E-book publishing will be an add-on, not a replacement for the usual hardcover-trade paper-mass market cycle for most books, and that includes the self-published ones where the author wants to make a living more than just to attract readers. Distribution is still the key and ease of use is still an issue. The current enthusiasm of geeks and other early adopters will not drive the market the way that simple human laziness does. Reading is hard. Most people avoid doing a lot of it. They will pay for the extra convenience and comfort of a bound book. Zipf's Principle of Least Effort wins again. I've been publishing e-books since 2004. If it were that easy I'd be publishing more of them instead of working on my next print edition.

jsb

On the third point, let's not ignore the importance of utility. Why should someone have to carry around an mp3 player, a phone, and a ereader (and even a laptop) when most of that functionality exists in a smart phone. I had been considering getting an ereader (mostly for time on public transit) and I had done my research and checked out in-store models still coming away dissatisfied. I decided to hold off a bit and wait for newer ereaders to come out. I ended up buying a Droid a month later and now I would be hard pressed to consider buying an ereader. I can understand the preference for an ereader for those who want a large screen, prefer a longer battery life, read extensively, or suffer eye strain; but once tablets can match a portion of these features (and price range), I can't imagine anyone would want an ereader with less functionality than a tablet.

Carl Diltz

I think you hit a grandslam home run, or as we here in the NW refer to it, a grand salami.

Siddhartha Banerjee

Your third prediction sounds spot on. This will be the year when real convergence comes back with a bang. Multipurpose devices will rule. With Google getting into phones, the days of Kindle and Sony Reader in their present form are numbered. Google's going to synchronize content and technology in one seamless package.

By the end of this year or early next year, we should see a Google device like the Droid Eris, only better, that brings us our phone calls, e-mails, music, audio books, streaming video,camera, the web, GPS .... and open source work documents (to supplement MS-Office)in one place.

Seminal times!

Siddhartha Banerjee
Oxford, Pa

Gary Clarke

Joe -

I agree and would like to add comment.

1.) Indeed! This is happening right now. Whether one looks at the growth in wholesale or retail ebook sales, the growth is there. It started slow and continues to build momentum. This momentum will accelerate this year owing to a number of factors including; emergence of viable tablet devices. Increasing acceptance of e.pub as a de facto standard, Adobe's focus on the digital publish business and macro-economic forces that will impact the entire publishing value-chain.

#2 Outside of the airline industry the publishing industry would seem to fit the old Special Forces joke; "If you're short of everything but enemy, you're in combat."

Rising operating cost? Check.
Decreased readership? Check.
Lower ad revenues? Check.
Substitutes in use? Check.
Attrition? Check.

Yep, you are in combat. And re-jiggering the old business model is not an effective strategy to address a chasm of missed expectations.

Adopting emerging technologies, developing and monitizing new content streams and employing aggressive market maneuvers are the only hope to revitalize and renew.

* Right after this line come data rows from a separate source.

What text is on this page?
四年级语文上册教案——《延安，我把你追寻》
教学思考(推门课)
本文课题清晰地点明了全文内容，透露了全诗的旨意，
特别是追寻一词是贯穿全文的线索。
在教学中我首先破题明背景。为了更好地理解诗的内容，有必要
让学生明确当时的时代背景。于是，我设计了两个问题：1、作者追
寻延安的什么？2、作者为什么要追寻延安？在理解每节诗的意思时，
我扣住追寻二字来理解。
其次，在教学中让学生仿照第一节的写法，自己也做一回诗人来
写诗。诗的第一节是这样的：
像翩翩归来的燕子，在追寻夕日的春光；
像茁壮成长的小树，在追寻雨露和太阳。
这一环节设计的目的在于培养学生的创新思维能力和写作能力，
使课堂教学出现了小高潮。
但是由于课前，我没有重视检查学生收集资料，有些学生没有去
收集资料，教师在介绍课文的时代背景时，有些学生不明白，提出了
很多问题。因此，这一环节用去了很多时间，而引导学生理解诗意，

Anything short of bold is simply confusing motion with action. Water swirling a drain is motion. Furloughing your most valuable assets (oh, that subject again...) will not deliver profitability any more than a pat on the head will prevent shock in a trauma victim.

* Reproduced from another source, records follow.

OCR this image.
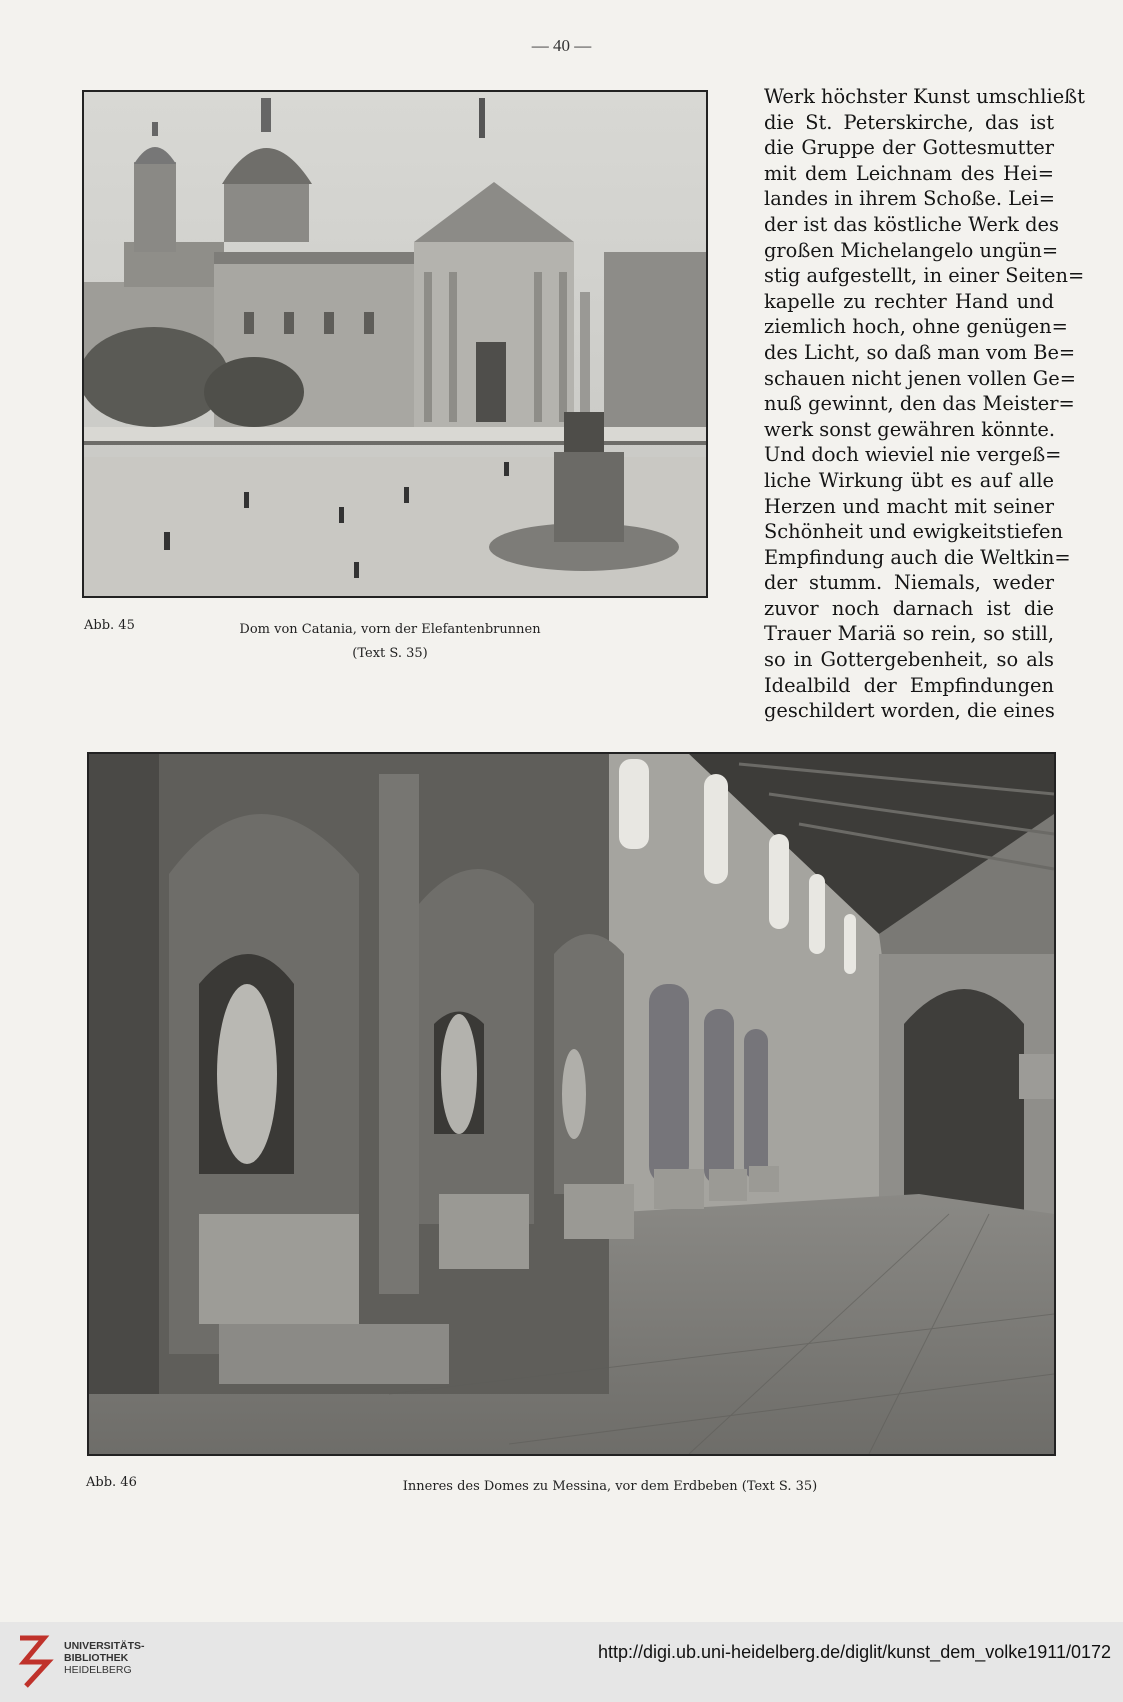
— 40 —
Abb. 45	Dom von Catania, vorn der Elefantenbrunnen
(Text S. 35)
Werk höchster Kunst umschließt
die St. Peterskirche, das ist
die Gruppe der Gottesmutter
mit dem Leichnam des Hei=
landes in ihrem Schoße. Lei=
der ist das köstliche Werk des
großen Michelangelo ungün=
stig aufgestellt, in einer Seiten=
kapelle zu rechter Hand und
ziemlich hoch, ohne genügen=
des Licht, so daß man vom Be=
schauen nicht jenen vollen Ge=
nuß gewinnt, den das Meister=
werk sonst gewähren könnte.
Und doch wieviel nie vergeß=
liche Wirkung übt es auf alle
Herzen und macht mit seiner
Schönheit und ewigkeitstiefen
Empfindung auch die Weltkin=
der stumm. Niemals, weder
zuvor noch darnach ist die
Trauer Mariä so rein, so still,
so in Gottergebenheit, so als
Idealbild der Empfindungen
geschildert worden, die eines
Abb. 46	Inneres des Domes zu Messina, vor dem Erdbeben (Text S. 35)
UNIVERSITÄTS-
BIBLIOTHEK
HEIDELBERG
http://digi.ub.uni-heidelberg.de/diglit/kunst_dem_volke1911/0172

3.) When something like the iPad comes along that offers increased functionality and achieves price parity with the latest single purpose devices, those single purposes devices will be cannibalized. Whether you explain it through economic concepts of negative income demand elasticity, or the simple recognition that the new devices do more, dollar for dollar, the 1st - 2nd generation e-ink devices are going to decline in adoption.